The Founding Fathers wisely gave war-making authority to Congress, the body that represents the people and the states. Article I, Section 8 empowers Congress to “declare war” but also to make “rules” and “regulations” for the nation’s armed forces. The President is commander-in-chief but he cannot fight anywhere he chooses without Congress.
The nation was recently shocked when four US servicemen were ambushed and killed in the African nation of Niger, falling to a terror group with links to ISIS. Most Americans, including several top US Senators, were completely unaware that the US military was even operating in Africa. But, in fact, at least 1,000 troops are presently in Niger, one of 177 foreign countries where US troops currently operate.
Lindsey Graham, whose entire worldview seems to emanate from a morbid desire to make the entire world a battlefield, did not even know, which caused Senator Rand Paul, a great critic of US war-making policy, to mock him on Twitter:
But Senator Roger Wicker took to CNN (notice he never goes on Fox) to declare his support for the mission, even though Congress did not specifically authorize it:
Let me just say in a general sense, I think we were right to be there. What we are doing is trying to prevent this area of Africa from becoming another staging ground, another training ground for terrorist groups like Boko Haram and Al Qaeda. If we want to prevent another 9/11 being staged from a place like Afghanistan, we need to be where we are now in Africa. I think it is an important mission, and we got specific details about this tragedy, but also some overall guidance about where we are in the region.
We continue to listen to the top experts in the Pentagon. When they say we need something to get the mission done and prevent terrorism from coming to our shores, we will listen to these generals and give them what they need, and give our troops what they need.

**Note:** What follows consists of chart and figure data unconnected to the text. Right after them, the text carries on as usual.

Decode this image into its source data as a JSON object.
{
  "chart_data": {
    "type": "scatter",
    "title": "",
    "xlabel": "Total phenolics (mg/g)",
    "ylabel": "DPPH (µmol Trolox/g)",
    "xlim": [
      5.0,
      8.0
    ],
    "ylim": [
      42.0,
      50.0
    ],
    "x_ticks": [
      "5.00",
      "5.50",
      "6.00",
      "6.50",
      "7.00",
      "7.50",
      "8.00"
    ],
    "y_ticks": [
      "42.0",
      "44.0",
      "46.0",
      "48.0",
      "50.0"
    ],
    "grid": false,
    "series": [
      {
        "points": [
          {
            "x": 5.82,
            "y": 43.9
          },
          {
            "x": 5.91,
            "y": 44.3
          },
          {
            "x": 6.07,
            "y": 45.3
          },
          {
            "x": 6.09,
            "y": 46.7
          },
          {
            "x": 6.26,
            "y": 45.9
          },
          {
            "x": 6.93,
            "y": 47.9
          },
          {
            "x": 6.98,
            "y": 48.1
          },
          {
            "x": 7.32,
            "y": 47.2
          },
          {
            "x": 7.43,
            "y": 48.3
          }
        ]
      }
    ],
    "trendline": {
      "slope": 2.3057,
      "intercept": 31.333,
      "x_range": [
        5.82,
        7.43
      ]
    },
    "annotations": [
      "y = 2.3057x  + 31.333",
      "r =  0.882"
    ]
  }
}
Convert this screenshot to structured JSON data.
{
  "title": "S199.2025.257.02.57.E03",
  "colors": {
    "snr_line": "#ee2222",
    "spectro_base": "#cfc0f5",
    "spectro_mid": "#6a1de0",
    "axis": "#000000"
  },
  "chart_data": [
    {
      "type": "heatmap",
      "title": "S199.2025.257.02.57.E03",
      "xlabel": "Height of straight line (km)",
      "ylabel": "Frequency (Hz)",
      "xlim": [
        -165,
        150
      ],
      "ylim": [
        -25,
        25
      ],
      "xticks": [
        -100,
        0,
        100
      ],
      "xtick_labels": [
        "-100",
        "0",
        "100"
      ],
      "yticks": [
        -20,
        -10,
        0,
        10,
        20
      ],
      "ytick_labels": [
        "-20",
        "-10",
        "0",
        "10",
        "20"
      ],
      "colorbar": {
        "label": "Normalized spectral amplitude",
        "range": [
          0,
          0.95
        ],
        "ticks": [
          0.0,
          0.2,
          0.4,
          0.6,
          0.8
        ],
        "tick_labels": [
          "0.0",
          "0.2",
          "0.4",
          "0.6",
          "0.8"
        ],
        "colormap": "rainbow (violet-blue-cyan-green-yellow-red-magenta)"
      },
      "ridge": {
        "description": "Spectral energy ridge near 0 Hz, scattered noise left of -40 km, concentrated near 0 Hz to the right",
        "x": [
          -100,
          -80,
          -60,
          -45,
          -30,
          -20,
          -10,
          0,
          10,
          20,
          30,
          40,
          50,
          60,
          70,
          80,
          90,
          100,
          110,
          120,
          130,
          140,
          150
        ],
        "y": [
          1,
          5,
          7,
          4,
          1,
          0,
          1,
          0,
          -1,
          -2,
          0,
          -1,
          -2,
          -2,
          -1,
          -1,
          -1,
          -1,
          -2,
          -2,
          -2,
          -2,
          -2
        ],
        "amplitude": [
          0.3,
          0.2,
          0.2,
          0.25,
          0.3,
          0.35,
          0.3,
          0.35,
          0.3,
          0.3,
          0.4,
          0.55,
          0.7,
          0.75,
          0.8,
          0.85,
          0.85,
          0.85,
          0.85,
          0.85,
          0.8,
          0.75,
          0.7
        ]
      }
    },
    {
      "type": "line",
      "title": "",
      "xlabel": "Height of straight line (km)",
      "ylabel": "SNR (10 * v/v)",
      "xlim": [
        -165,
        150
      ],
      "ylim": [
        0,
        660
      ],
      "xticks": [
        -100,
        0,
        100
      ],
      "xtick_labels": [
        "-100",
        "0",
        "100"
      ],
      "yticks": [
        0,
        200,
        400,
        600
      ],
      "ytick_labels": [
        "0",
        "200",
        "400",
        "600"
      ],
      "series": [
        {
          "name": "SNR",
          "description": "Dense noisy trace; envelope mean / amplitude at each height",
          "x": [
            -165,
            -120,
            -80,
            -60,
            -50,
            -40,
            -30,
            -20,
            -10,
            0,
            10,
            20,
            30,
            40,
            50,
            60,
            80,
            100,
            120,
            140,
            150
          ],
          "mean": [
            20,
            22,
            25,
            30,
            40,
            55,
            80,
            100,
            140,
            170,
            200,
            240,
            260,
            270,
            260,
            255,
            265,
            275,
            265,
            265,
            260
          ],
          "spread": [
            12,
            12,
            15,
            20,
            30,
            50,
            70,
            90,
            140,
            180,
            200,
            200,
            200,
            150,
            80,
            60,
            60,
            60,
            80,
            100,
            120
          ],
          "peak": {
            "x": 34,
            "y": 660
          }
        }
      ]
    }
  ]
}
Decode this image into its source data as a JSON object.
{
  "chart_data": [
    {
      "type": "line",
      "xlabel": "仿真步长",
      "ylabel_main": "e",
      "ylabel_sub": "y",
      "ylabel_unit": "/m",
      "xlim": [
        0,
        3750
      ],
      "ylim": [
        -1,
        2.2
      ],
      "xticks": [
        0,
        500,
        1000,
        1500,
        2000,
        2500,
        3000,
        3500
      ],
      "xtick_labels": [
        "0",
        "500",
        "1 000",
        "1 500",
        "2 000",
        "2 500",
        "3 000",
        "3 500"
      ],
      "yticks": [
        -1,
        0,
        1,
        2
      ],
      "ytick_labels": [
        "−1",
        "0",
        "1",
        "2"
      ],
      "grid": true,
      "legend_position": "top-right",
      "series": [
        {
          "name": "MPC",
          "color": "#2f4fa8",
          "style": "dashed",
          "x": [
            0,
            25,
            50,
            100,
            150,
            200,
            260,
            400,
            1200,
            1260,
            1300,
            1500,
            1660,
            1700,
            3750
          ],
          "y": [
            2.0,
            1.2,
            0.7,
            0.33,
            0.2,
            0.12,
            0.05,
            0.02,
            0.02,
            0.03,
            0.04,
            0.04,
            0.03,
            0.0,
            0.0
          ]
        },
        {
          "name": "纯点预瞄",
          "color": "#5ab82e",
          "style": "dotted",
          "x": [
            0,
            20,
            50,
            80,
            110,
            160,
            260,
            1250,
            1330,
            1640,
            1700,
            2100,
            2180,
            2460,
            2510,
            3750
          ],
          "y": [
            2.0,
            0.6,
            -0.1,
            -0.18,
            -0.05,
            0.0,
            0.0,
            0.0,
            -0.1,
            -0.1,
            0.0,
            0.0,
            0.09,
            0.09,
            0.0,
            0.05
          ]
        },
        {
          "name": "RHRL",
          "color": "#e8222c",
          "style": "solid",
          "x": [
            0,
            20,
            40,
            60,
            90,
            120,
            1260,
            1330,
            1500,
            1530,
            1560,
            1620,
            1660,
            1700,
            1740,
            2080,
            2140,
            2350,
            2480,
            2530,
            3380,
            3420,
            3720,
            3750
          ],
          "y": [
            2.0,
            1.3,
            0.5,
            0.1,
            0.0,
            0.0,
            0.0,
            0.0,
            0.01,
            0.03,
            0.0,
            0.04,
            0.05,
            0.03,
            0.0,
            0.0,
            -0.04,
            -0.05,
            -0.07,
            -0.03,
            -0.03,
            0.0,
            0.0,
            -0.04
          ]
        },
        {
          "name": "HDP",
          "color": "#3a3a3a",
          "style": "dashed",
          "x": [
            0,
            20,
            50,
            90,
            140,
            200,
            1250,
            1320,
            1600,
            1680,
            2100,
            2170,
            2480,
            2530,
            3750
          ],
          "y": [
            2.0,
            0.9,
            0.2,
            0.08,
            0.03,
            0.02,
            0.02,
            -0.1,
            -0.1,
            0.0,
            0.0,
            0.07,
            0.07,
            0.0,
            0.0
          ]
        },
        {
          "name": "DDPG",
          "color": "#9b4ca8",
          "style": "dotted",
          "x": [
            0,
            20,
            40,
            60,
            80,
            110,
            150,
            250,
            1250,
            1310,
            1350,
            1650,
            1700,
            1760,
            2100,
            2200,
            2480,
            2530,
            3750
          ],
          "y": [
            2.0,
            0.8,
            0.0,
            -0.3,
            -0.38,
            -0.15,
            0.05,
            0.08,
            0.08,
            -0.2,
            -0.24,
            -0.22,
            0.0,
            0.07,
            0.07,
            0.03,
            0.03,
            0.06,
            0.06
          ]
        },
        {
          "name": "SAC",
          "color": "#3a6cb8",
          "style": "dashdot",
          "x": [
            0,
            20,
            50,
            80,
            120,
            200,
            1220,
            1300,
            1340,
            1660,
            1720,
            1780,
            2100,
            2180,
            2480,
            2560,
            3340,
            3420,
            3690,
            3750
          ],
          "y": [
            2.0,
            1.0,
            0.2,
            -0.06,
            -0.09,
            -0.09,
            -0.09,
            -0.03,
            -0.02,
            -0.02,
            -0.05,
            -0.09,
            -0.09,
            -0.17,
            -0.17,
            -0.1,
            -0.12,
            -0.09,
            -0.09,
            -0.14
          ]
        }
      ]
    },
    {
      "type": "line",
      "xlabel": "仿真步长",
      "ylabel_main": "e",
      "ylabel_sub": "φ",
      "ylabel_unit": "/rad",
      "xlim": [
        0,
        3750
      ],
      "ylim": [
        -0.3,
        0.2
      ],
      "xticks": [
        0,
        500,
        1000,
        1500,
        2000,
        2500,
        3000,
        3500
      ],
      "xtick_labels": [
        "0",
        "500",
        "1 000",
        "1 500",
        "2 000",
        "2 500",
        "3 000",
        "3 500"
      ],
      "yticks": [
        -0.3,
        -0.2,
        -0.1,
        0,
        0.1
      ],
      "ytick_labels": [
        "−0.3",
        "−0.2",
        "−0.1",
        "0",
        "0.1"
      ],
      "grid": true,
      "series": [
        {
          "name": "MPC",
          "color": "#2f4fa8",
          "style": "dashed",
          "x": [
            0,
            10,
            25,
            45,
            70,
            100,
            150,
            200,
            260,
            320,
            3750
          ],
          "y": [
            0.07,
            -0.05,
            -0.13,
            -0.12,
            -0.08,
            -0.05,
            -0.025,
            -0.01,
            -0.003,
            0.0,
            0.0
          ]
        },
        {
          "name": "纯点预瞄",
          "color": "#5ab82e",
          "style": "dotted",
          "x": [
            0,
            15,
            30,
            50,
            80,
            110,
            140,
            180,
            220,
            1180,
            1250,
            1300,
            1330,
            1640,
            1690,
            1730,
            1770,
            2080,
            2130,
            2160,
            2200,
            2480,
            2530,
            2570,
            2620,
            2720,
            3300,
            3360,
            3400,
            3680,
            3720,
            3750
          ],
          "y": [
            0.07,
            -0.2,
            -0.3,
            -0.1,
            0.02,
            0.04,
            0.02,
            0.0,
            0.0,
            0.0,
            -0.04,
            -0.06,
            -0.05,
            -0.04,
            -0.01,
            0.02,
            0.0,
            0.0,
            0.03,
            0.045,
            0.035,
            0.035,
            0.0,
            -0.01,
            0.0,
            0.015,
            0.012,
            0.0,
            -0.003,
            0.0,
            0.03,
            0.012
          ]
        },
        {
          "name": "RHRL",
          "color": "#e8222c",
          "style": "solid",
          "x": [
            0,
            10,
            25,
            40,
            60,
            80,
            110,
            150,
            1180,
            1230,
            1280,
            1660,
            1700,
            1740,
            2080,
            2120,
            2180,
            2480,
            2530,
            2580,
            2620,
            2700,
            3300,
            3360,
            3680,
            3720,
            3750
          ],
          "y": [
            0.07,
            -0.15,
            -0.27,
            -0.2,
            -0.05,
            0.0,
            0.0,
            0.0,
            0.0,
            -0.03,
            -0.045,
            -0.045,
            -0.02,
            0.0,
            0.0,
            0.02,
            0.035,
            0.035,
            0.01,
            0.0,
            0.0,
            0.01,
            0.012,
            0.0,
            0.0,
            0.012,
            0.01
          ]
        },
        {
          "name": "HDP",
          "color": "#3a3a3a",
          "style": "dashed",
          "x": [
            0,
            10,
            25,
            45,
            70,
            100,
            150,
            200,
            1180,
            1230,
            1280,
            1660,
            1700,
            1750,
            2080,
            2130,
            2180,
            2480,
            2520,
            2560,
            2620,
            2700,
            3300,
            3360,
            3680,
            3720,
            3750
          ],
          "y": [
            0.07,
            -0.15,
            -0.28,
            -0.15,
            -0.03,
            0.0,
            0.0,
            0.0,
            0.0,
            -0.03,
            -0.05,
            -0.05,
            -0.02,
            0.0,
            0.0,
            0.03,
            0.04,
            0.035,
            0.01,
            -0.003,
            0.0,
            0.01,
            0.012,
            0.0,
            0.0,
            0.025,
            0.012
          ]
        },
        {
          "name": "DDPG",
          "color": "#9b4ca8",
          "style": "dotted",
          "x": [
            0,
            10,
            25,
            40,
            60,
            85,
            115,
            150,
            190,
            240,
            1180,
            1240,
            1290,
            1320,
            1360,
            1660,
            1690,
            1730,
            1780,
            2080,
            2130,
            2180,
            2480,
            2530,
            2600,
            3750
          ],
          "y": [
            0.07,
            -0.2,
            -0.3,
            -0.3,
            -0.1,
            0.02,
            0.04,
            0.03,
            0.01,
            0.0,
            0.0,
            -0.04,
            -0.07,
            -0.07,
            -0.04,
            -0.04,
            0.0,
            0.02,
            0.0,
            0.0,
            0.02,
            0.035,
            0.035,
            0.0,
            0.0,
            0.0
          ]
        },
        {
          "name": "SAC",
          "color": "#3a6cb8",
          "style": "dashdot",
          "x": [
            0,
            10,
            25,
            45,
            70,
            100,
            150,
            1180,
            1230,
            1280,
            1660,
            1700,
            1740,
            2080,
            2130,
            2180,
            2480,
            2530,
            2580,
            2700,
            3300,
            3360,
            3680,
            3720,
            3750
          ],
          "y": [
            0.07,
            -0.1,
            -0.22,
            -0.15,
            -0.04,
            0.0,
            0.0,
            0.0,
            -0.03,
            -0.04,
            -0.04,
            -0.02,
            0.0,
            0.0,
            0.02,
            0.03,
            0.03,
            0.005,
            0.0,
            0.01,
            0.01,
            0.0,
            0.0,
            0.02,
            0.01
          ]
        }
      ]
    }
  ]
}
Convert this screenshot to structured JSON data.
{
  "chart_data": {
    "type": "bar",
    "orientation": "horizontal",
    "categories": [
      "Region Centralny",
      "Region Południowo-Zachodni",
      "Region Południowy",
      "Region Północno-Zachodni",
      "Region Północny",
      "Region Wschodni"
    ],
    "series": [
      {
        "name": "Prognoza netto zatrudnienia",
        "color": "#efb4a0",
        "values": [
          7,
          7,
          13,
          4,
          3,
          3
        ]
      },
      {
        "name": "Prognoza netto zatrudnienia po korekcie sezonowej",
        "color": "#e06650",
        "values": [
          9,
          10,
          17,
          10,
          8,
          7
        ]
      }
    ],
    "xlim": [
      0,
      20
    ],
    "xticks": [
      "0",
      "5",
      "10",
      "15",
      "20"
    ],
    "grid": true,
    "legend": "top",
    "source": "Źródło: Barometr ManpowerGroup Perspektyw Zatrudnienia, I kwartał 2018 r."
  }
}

Senator Paul has long tried to return Congress to its original role in war-making policy. Back in September, he introduced an amendment to the National Defense Authorization Act to “sunset” the original 2001 and 2002 Authorization for the Use of Military Force (AUMF) in six months, thereby allowing Congress to debate and vote to re-authorize it, or not. Senator Paul discussed the issue in a four-hour floor speech:
I rise today to oppose unauthorized, undeclared and unconstitutional war. What we have today is basically unlimited war, anywhere, anytime, anyplace upon the globe.
I don’t think that anyone with an ounce of intellectual honesty believes that these authorizations from 16 years ago and 14 years ago authorized war in seven different countries.
But, unsurprisingly, the amendment was tabled (i.e. killed) by a vote of 61-32.
Roger Wicker voted to kill it. The warfare state marches on.